The issue
Securitization allows a utility to capture a commission-approved regulatory asset up front through a bond issuance and pass the savings from the lower-cost financing on to the customer. For the consumer, securitized debt will lower the carrying costs of the regulatory assets relative to the costs that would be incurred using conventional utility financing methods.
Securitization has been used to finance transition and stranded costs associated with moving to an open market, environmental control equipment costs, and storm cost recovery. Although their goals are different, securitization methods share common elements, including recognition that alternative financing is beneficial to ratepayers, requirements of a financing order issued by the public service commission proscribing the amount of recoverable costs and allowable financing costs to be securitized, authorization of a non-bypassable rider to be used solely to repay the securitized debt, a mechanism for periodic true-ups, and a pledge from the state not to take or permit any action that would impair the value of the transition property (bonds).
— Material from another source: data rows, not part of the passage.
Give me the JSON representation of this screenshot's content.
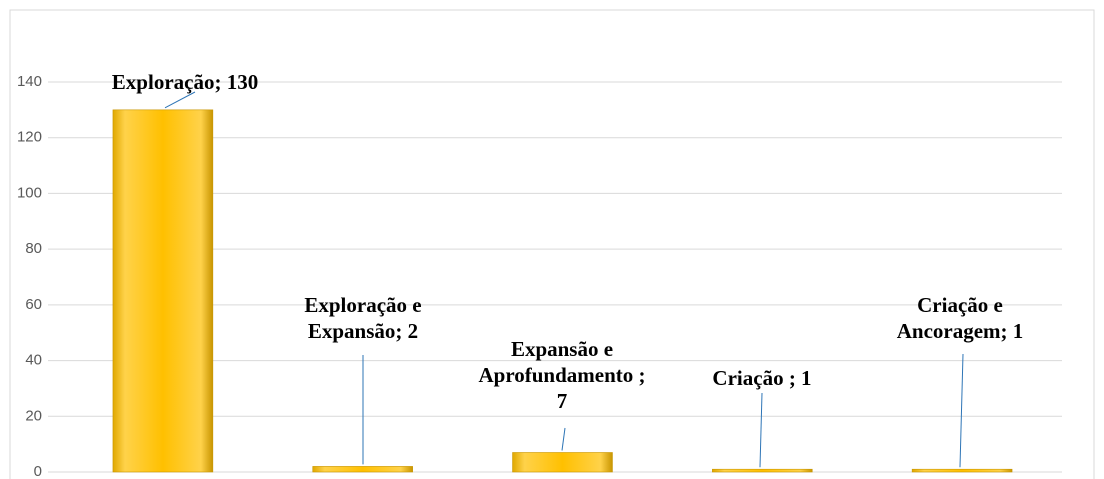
{
  "chart_data": {
    "type": "bar",
    "categories": [
      null,
      null,
      null,
      null,
      null
    ],
    "values": [
      130,
      2,
      7,
      1,
      1
    ],
    "value_labels": [
      "Exploração; 130",
      "Exploração e Expansão; 2",
      "Expansão e Aprofundamento ; 7",
      "Criação ; 1",
      "Criação e Ancoragem; 1"
    ],
    "color": "#ffc000",
    "ylim": [
      0,
      140
    ],
    "yticks": [
      0,
      20,
      40,
      60,
      80,
      100,
      120,
      140
    ],
    "grid": true
  }
}
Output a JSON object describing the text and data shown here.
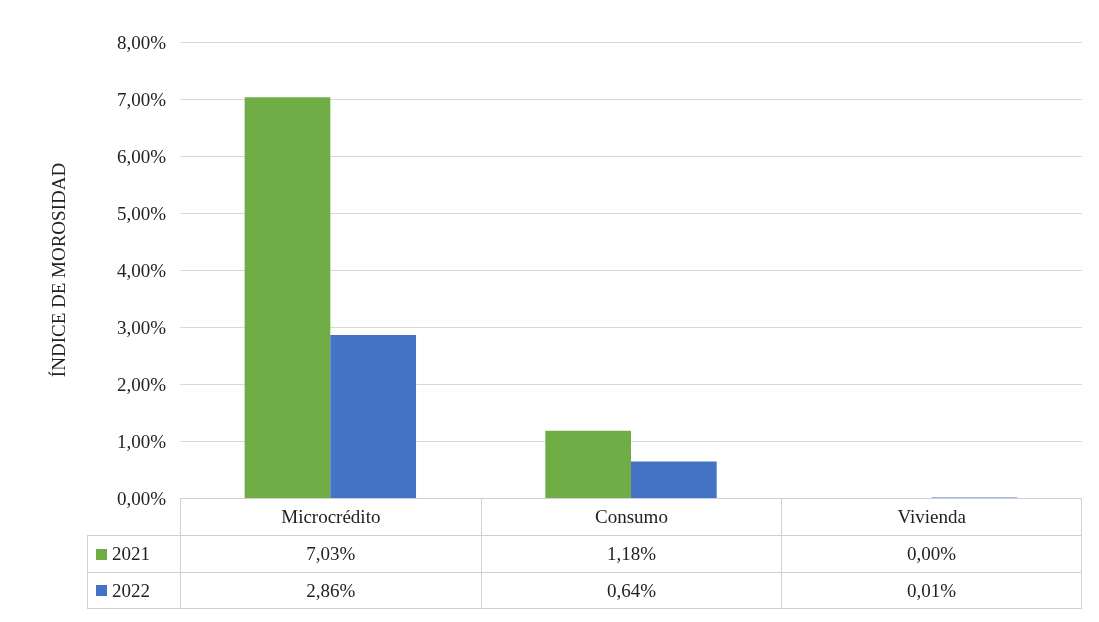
{
  "chart_data": {
    "type": "bar",
    "ylabel": "ÍNDICE DE MOROSIDAD",
    "categories": [
      "Microcrédito",
      "Consumo",
      "Vivienda"
    ],
    "series": [
      {
        "name": "2021",
        "color": "#70ad47",
        "values": [
          7.03,
          1.18,
          0.0
        ],
        "value_labels": [
          "7,03%",
          "1,18%",
          "0,00%"
        ]
      },
      {
        "name": "2022",
        "color": "#4472c4",
        "values": [
          2.86,
          0.64,
          0.01
        ],
        "value_labels": [
          "2,86%",
          "0,64%",
          "0,01%"
        ]
      }
    ],
    "ylim": [
      0,
      8
    ],
    "yticks": [
      {
        "value": 0,
        "label": "0,00%"
      },
      {
        "value": 1,
        "label": "1,00%"
      },
      {
        "value": 2,
        "label": "2,00%"
      },
      {
        "value": 3,
        "label": "3,00%"
      },
      {
        "value": 4,
        "label": "4,00%"
      },
      {
        "value": 5,
        "label": "5,00%"
      },
      {
        "value": 6,
        "label": "6,00%"
      },
      {
        "value": 7,
        "label": "7,00%"
      },
      {
        "value": 8,
        "label": "8,00%"
      }
    ],
    "grid": "y",
    "legend": "bottom"
  }
}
The cost of downed transmission lines, such as these affected by an ice storm, can be financed through securitization.
Source: AEP Corporate Archive
What the industry says
Securitization financing to recover a non-bypassable incremental value/market charge is a win-win for customers and electric distribution utilities. For the consumer, securitized debt will lower the carrying costs of the regulatory assets relative to the costs that would be incurred using conventional utility financing methods. Dedicated riders/trackers ensure that only those costs associated with making the electric distribution utility whole will be included in customer rates. Securitization also supports the financial strength and stability of electric distribution utilities by providing the capital to purchase and make incremental investments in utility infrastructure.
Examples of securitization in use:
- Texas (SB 7) and Pennsylvania (HB 1509) adopted securitization provisions in their utility restructuring bills to finance transition and stranded costs associated with moving to an open market.
- West Virginia statute §24-2-4e authorizes the Public Service Commission to issue Environmental Control Bonds to finance the costs of environmental control equipment.
- Louisiana Act 55, creating the Louisiana Utilities Restoration Corporation to provide an alternate financing mechanism to the Public Service Commission and City of New Orleans. The Corporation’s purpose is to attract low-cost capital to finance utility system restoration through issuance of securitized debt.
Utility company bond ratings are decreasing
What the stakes are
Although securitization debt is excluded for ratemaking purposes, it does consolidate onto the balance sheet of the utility and may be a factor in analysis of credit quality. Investors may take the view that the irrevocability of the securitization charge can make it difficult to implement other necessary rate increases.